Так как вступление Хрущева в РКП(б) было скорее всего следствием его решения присоединиться к правящей партии, исходя из сугубо личных, практических соображений, а не вследствие глубокого понимания коммунистической идеологии, он возможно воспринимал победу Красной Армии как свою личную победу над капиталистами Юзовки, помещиками Калиновки. Бывший слесарь Хрущев, который с трудом мог накопить деньги на велосипед, часы и фотоаппарат, был с теми, кто прогнал владельцев шахт и заводов, поместий и усадеб. Победа в Гражданской войне невероятно усилила самомнение многих победителей, среди которых был и Хрущев. Поскольку, не имея образования, не приобщившись к культурному наследию человечества, они победили людей старой культуры, они пренебрежительно относились и к образованности, и к достижениям культуры. В то же время многие из них невольно заражались той спесью, которая была характерна для Квашинина и других былых "божков" Донбасса. Теперь победители Квашниных воображали, что они – "соль земли".

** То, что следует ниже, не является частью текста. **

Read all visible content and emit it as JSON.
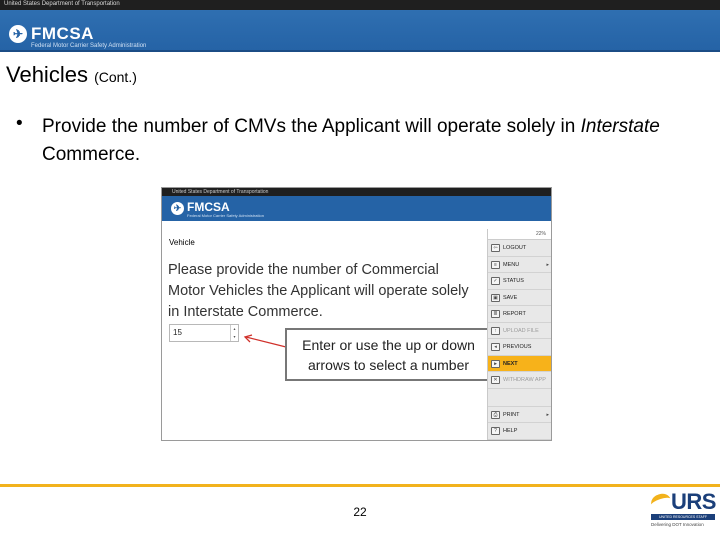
{
  "header": {
    "dot_label": "United States Department of Transportation",
    "fmcsa_title": "FMCSA",
    "fmcsa_subtitle": "Federal Motor Carrier Safety Administration"
  },
  "slide": {
    "title": "Vehicles",
    "title_suffix": "(Cont.)",
    "bullet_symbol": "•",
    "bullet_part1": "Provide the number of CMVs the Applicant will operate solely in ",
    "bullet_emphasis": "Interstate",
    "bullet_part2": " Commerce."
  },
  "screenshot": {
    "dot_label": "United States Department of Transportation",
    "fmcsa_title": "FMCSA",
    "fmcsa_subtitle": "Federal Motor Carrier Safety Administration",
    "section": "Vehicle",
    "question": "Please provide the number of Commercial Motor Vehicles the Applicant will operate solely in Interstate Commerce.",
    "input_value": "15",
    "callout": "Enter or use the up or down arrows to select a number",
    "zoom": "22%",
    "menu": [
      {
        "label": "LOGOUT",
        "icon": "logout-icon",
        "glyph": "⇦",
        "state": "normal"
      },
      {
        "label": "MENU",
        "icon": "menu-icon",
        "glyph": "≡",
        "state": "normal",
        "caret": "▸"
      },
      {
        "label": "STATUS",
        "icon": "status-icon",
        "glyph": "✓",
        "state": "normal"
      },
      {
        "label": "SAVE",
        "icon": "save-icon",
        "glyph": "▣",
        "state": "normal"
      },
      {
        "label": "REPORT",
        "icon": "report-icon",
        "glyph": "≣",
        "state": "normal"
      },
      {
        "label": "UPLOAD FILE",
        "icon": "upload-icon",
        "glyph": "↑",
        "state": "disabled"
      },
      {
        "label": "PREVIOUS",
        "icon": "previous-icon",
        "glyph": "◂",
        "state": "normal"
      },
      {
        "label": "NEXT",
        "icon": "next-icon",
        "glyph": "▸",
        "state": "active"
      },
      {
        "label": "WITHDRAW APP",
        "icon": "withdraw-icon",
        "glyph": "✕",
        "state": "disabled"
      },
      {
        "label": "PRINT",
        "icon": "print-icon",
        "glyph": "⎙",
        "state": "normal",
        "caret": "▸"
      },
      {
        "label": "HELP",
        "icon": "help-icon",
        "glyph": "?",
        "state": "normal"
      }
    ]
  },
  "footer": {
    "page_number": "22",
    "urs_logo_text": "URS",
    "urs_tagline": "UNITED RESOURCES STAFF",
    "urs_subtext": "Delivering DOT Innovation"
  },
  "colors": {
    "banner_blue": "#2563a6",
    "accent_yellow": "#f2b21c",
    "active_menu": "#f7b21a",
    "urs_navy": "#1b3f7a"
  }
}
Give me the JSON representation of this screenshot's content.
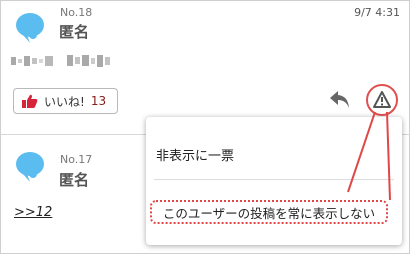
{
  "posts": [
    {
      "number": "No.18",
      "author": "匿名",
      "timestamp": "9/7 4:31",
      "like": {
        "label": "いいね!",
        "count": "13"
      }
    },
    {
      "number": "No.17",
      "author": "匿名",
      "anchor_link": ">>12"
    }
  ],
  "popup": {
    "hide_label": "非表示に一票",
    "always_hide_label": "このユーザーの投稿を常に表示しない"
  },
  "icons": {
    "avatar": "bird-avatar-icon",
    "like": "thumbs-up-icon",
    "reply": "reply-arrow-icon",
    "report": "warning-triangle-icon"
  },
  "colors": {
    "avatar_blue": "#5bbcef",
    "like_red": "#d6253a",
    "highlight_red": "#e04848"
  }
}
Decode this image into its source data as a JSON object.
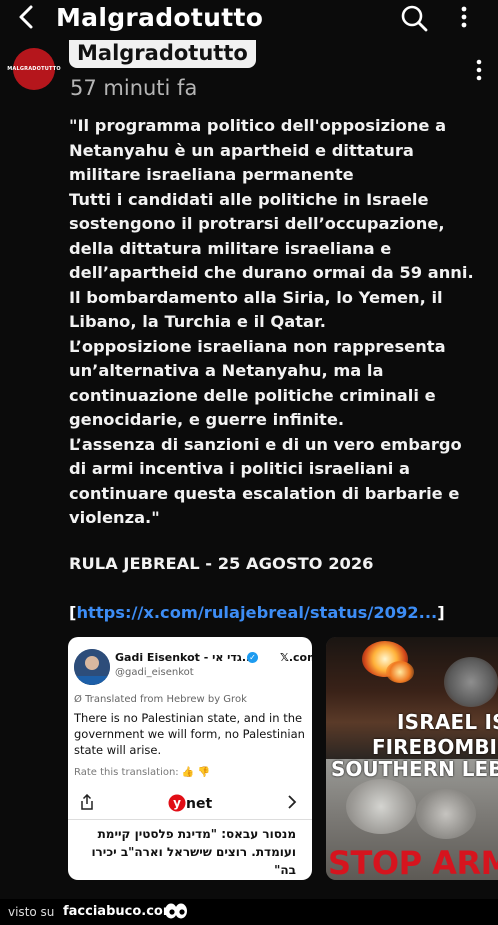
{
  "header": {
    "title": "Malgradotutto",
    "back_icon": "chevron-left-icon",
    "search_icon": "search-icon",
    "more_icon": "kebab-menu-icon"
  },
  "post": {
    "avatar_label": "MALGRADOTUTTO",
    "page_name": "Malgradotutto",
    "time": "57 minuti fa",
    "lines": [
      "\"Il programma politico dell'opposizione a",
      "Netanyahu è un apartheid e dittatura",
      "militare israeliana permanente",
      "Tutti i candidati alle politiche in Israele",
      "sostengono il protrarsi dell’occupazione,",
      "della dittatura militare israeliana e",
      "dell’apartheid che durano ormai da 59 anni.",
      "Il bombardamento alla Siria, lo Yemen, il",
      "Libano, la Turchia e il Qatar.",
      "L’opposizione israeliana non rappresenta",
      "un’alternativa a Netanyahu, ma la",
      "continuazione delle politiche criminali e",
      "genocidarie, e guerre infinite.",
      "L’assenza di sanzioni e di un vero embargo",
      "di armi incentiva i politici israeliani a",
      "continuare questa escalation di barbarie e",
      "violenza.\""
    ],
    "signature": "RULA JEBREAL - 25 AGOSTO 2026",
    "link_open": "[",
    "link_url": "https://x.com/rulajebreal/status/2092...",
    "link_close": "]"
  },
  "tweet_card": {
    "name": "Gadi Eisenkot - גדי אי...",
    "x_label": "𝕏.com",
    "handle": "@gadi_eisenkot",
    "translated_label": "Translated from Hebrew by Grok",
    "translation": "There is no Palestinian state, and in the government we will form, no Palestinian state will arise.",
    "rate_label": "Rate this translation:",
    "logo_text": "ynet",
    "hebrew_text": "מנסור עבאס: \"מדינת פלסטין קיימת ועומדת. רוצים שישראל וארה\"ב יכירו בה\""
  },
  "image_card": {
    "line1": "ISRAEL IS",
    "line2": "FIREBOMBIN",
    "line3": "SOUTHERN LEB",
    "stop_text": "STOP ARM"
  },
  "footer": {
    "visto": "visto su",
    "site": "facciabuco.com"
  },
  "colors": {
    "background": "#0b0b0b",
    "link": "#3d8df5",
    "avatar": "#b5161c",
    "stop": "#d6141e"
  }
}
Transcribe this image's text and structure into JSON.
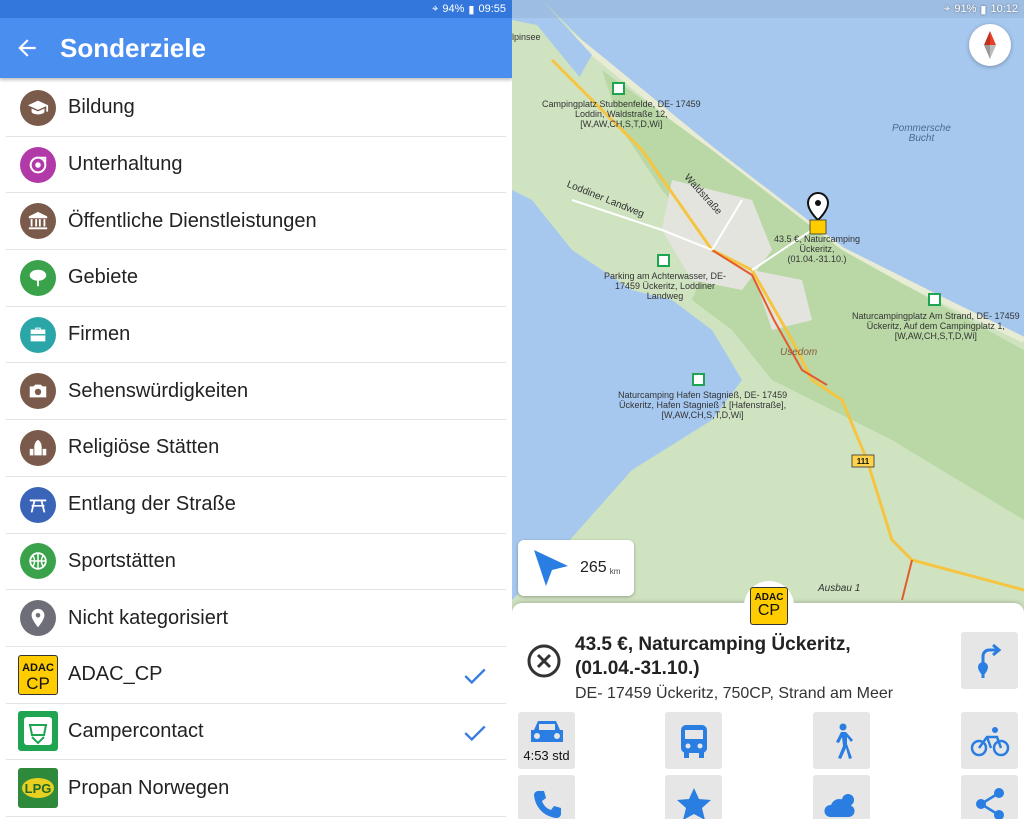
{
  "left": {
    "status": {
      "battery": "94%",
      "time": "09:55"
    },
    "title": "Sonderziele",
    "items": [
      {
        "label": "Bildung",
        "icon": "graduation-cap-icon",
        "color": "#7a5a4a",
        "checked": false
      },
      {
        "label": "Unterhaltung",
        "icon": "entertainment-icon",
        "color": "#b23aa8",
        "checked": false
      },
      {
        "label": "Öffentliche Dienstleistungen",
        "icon": "public-building-icon",
        "color": "#7a5a4a",
        "checked": false
      },
      {
        "label": "Gebiete",
        "icon": "tree-icon",
        "color": "#3aa24a",
        "checked": false
      },
      {
        "label": "Firmen",
        "icon": "briefcase-icon",
        "color": "#2aa6a8",
        "checked": false
      },
      {
        "label": "Sehenswürdigkeiten",
        "icon": "camera-icon",
        "color": "#7a5a4a",
        "checked": false
      },
      {
        "label": "Religiöse Stätten",
        "icon": "church-icon",
        "color": "#7a5a4a",
        "checked": false
      },
      {
        "label": "Entlang der Straße",
        "icon": "picnic-table-icon",
        "color": "#3a64b8",
        "checked": false
      },
      {
        "label": "Sportstätten",
        "icon": "basketball-icon",
        "color": "#3aa24a",
        "checked": false
      },
      {
        "label": "Nicht kategorisiert",
        "icon": "pin-icon",
        "color": "#6e6e78",
        "checked": false
      },
      {
        "label": "ADAC_CP",
        "icon": "adac-cp-icon",
        "checked": true
      },
      {
        "label": "Campercontact",
        "icon": "campercontact-icon",
        "checked": true
      },
      {
        "label": "Propan Norwegen",
        "icon": "lpg-icon",
        "checked": false
      }
    ],
    "check_color": "#3a7de0"
  },
  "right": {
    "status": {
      "battery": "91%",
      "time": "10:12"
    },
    "map_labels": {
      "top_left": "lpinsee",
      "bay": "Pommersche\nBucht",
      "road1": "Loddiner Landweg",
      "road2": "Waldstraße",
      "town": "Usedom",
      "road_number": "111",
      "ausbau": "Ausbau 1",
      "poi1": "Campingplatz Stubbenfelde, DE- 17459\nLoddin, Waldstraße 12,\n[W,AW,CH,S,T,D,Wi]",
      "poi2": "43.5 €, Naturcamping\nÜckeritz,\n(01.04.-31.10.)",
      "poi3": "Parking am Achterwasser, DE-\n17459 Ückeritz, Loddiner\nLandweg",
      "poi4": "Naturcampingplatz Am Strand, DE- 17459\nÜckeritz, Auf dem Campingplatz 1,\n[W,AW,CH,S,T,D,Wi]",
      "poi5": "Naturcamping Hafen Stagnieß, DE- 17459\nÜckeritz, Hafen Stagnieß 1 [Hafenstraße],\n[W,AW,CH,S,T,D,Wi]"
    },
    "distance": {
      "value": "265",
      "unit": "km"
    },
    "adac_badge": {
      "top": "ADAC",
      "bottom": "CP"
    },
    "detail": {
      "title": "43.5 €, Naturcamping Ückeritz, (01.04.-31.10.)",
      "address": "DE- 17459 Ückeritz, 750CP, Strand am Meer"
    },
    "transport": {
      "car_time": "4:53 std"
    },
    "accent": "#2a7de1"
  }
}
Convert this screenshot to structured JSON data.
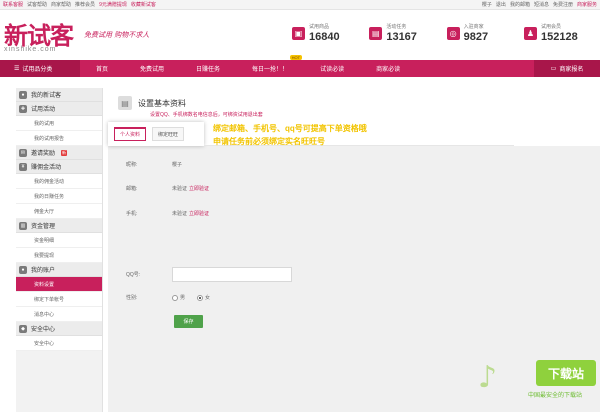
{
  "topbar": {
    "left": [
      "联系客服",
      "试客帮助",
      "商家帮助",
      "推荐会员",
      "9元满赠提现",
      "收藏新试客"
    ],
    "greeting": "樱子",
    "right": [
      "退出",
      "我的邮箱",
      "短消息",
      "免费注册",
      "商家服务"
    ]
  },
  "logo": {
    "cn": "新试客",
    "en": "xinshike.com",
    "slogan": "免费试用  购物不求人"
  },
  "stats": [
    {
      "icon": "product-icon",
      "label": "试用商品",
      "value": "16840"
    },
    {
      "icon": "task-icon",
      "label": "活动任务",
      "value": "13167"
    },
    {
      "icon": "merchant-icon",
      "label": "入驻商家",
      "value": "9827"
    },
    {
      "icon": "member-icon",
      "label": "试用会员",
      "value": "152128"
    }
  ],
  "nav": {
    "category": "试用品分类",
    "items": [
      "首页",
      "免费试用",
      "日赚任务",
      "每日一抢！！",
      "试读必读",
      "商家必读"
    ],
    "hot_badge": "HOT",
    "merchant": "商家报名"
  },
  "sidebar": {
    "sections": [
      {
        "title": "我的新试客",
        "icon": "user-icon",
        "items": []
      },
      {
        "title": "试用活动",
        "icon": "gift-icon",
        "items": [
          "我的试用",
          "我的试用报告"
        ]
      },
      {
        "title": "邀请奖励",
        "icon": "invite-icon",
        "badge": "新",
        "items": []
      },
      {
        "title": "赚佣金活动",
        "icon": "coin-icon",
        "items": [
          "我的佣金活动",
          "我的日赚任务",
          "佣金大厅"
        ]
      },
      {
        "title": "资金管理",
        "icon": "wallet-icon",
        "items": [
          "资金明细",
          "我要提现"
        ]
      },
      {
        "title": "我的账户",
        "icon": "account-icon",
        "items": [
          "资料设置",
          "绑定下单帐号",
          "消息中心"
        ]
      },
      {
        "title": "安全中心",
        "icon": "shield-icon",
        "items": [
          "安全中心"
        ]
      }
    ],
    "active_item": "资料设置"
  },
  "main": {
    "title": "设置基本资料",
    "subtitle": "设置QQ、手机绑数名电信息后，可绑资试用退出套",
    "tabs": [
      "个人资料",
      "绑定旺旺"
    ],
    "annotation_line1": "绑定邮箱、手机号、qq号可提高下单资格哦",
    "annotation_line2": "申请任务前必须绑定实名旺旺号",
    "fields": {
      "nickname_label": "昵称:",
      "nickname_value": "樱子",
      "email_label": "邮箱:",
      "email_status": "未验证",
      "email_link": "立即验证",
      "phone_label": "手机:",
      "phone_status": "未验证",
      "phone_link": "立即验证",
      "qq_label": "QQ号:",
      "gender_label": "性别:",
      "gender_male": "男",
      "gender_female": "女",
      "save": "保存"
    }
  },
  "watermark": {
    "badge": "下载站",
    "caption": "中国最安全的下载站"
  }
}
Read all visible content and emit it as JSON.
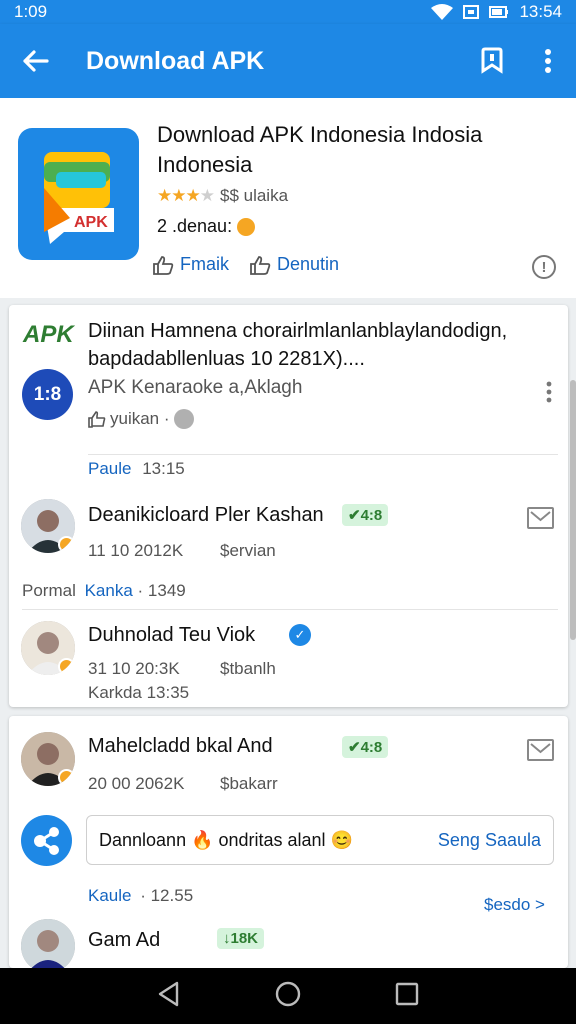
{
  "status_bar": {
    "time": "1:09",
    "clock": "13:54"
  },
  "app_bar": {
    "title": "Download APK"
  },
  "app": {
    "title": "Download APK Indonesia Indosia Indonesia",
    "rating_text": "$$ ulaika",
    "downloads": "2 .denau:",
    "logo_text": "APK",
    "actions": {
      "like": "Fmaik",
      "download": "Denutin"
    }
  },
  "card1": {
    "brand": "APK",
    "headline": "Diinan Hamnena chorairlmlanlanblaylandodign, bapdadabllenluas 10 2281X)....",
    "post_avatar_text": "1:8",
    "post_subtitle": "APK Kenaraoke a,Aklagh",
    "post_meta": "yuikan ·",
    "section1": {
      "label": "Paule",
      "time": "13:15"
    },
    "user1": {
      "name": "Deanikicloard Pler Kashan",
      "tag": "4:8",
      "stats": "11 10 2012K",
      "status": "$ervian"
    },
    "section2": {
      "label": "Pormal",
      "link": "Kanka",
      "time": "· 1349"
    },
    "user2": {
      "name": "Duhnolad Teu Viok",
      "stats": "31 10 20:3K",
      "status": "$tbanlh",
      "footer": "Karkda 13:35"
    }
  },
  "card2": {
    "user3": {
      "name": "Mahelcladd bkal And",
      "tag": "4:8",
      "stats": "20 00 2062K",
      "status": "$bakarr"
    },
    "comment_box": {
      "text": "Dannloann 🔥 ondritas alanl 😊",
      "link": "Seng Saaula"
    },
    "section": {
      "label": "Kaule",
      "time": "· 12.55",
      "link": "$esdo >"
    },
    "user4": {
      "name": "Gam Ad",
      "tag": "18K"
    }
  },
  "colors": {
    "primary": "#1e88e5",
    "link": "#1565c0",
    "tag_green": "#2e7d32",
    "star": "#f5a623"
  }
}
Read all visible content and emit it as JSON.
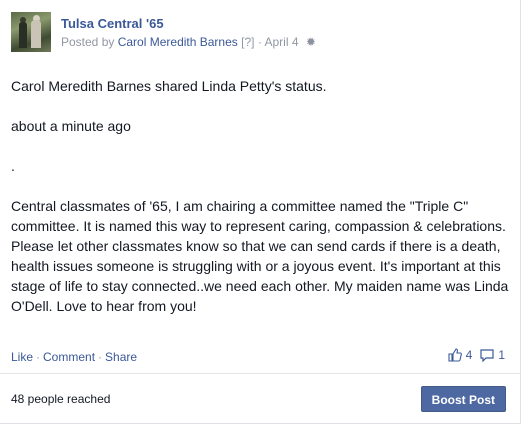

Вступление Хрущева в коммунистическую партию в период Гражданской войны и назначение на командирские должности способствовали также тому, что он сформировался как руководитель в период "военного коммунизма", а потому воспринимал "чрезвычайщину", "красный террор", как нормальные методы управления, отвечавшие эпохе гражданских войн и пролетарских революций. Скорее всего, он считал, что его начальническое положение завоевано им в боях и принадлежит ему по праву победителя. Как и многие красные командиры, он стремился к продолжению сражений вплоть до победы мировой революции. Прекращение же Гражданской войны он, как и остальные его соратники, расценивал лишь как временную мирную передышку.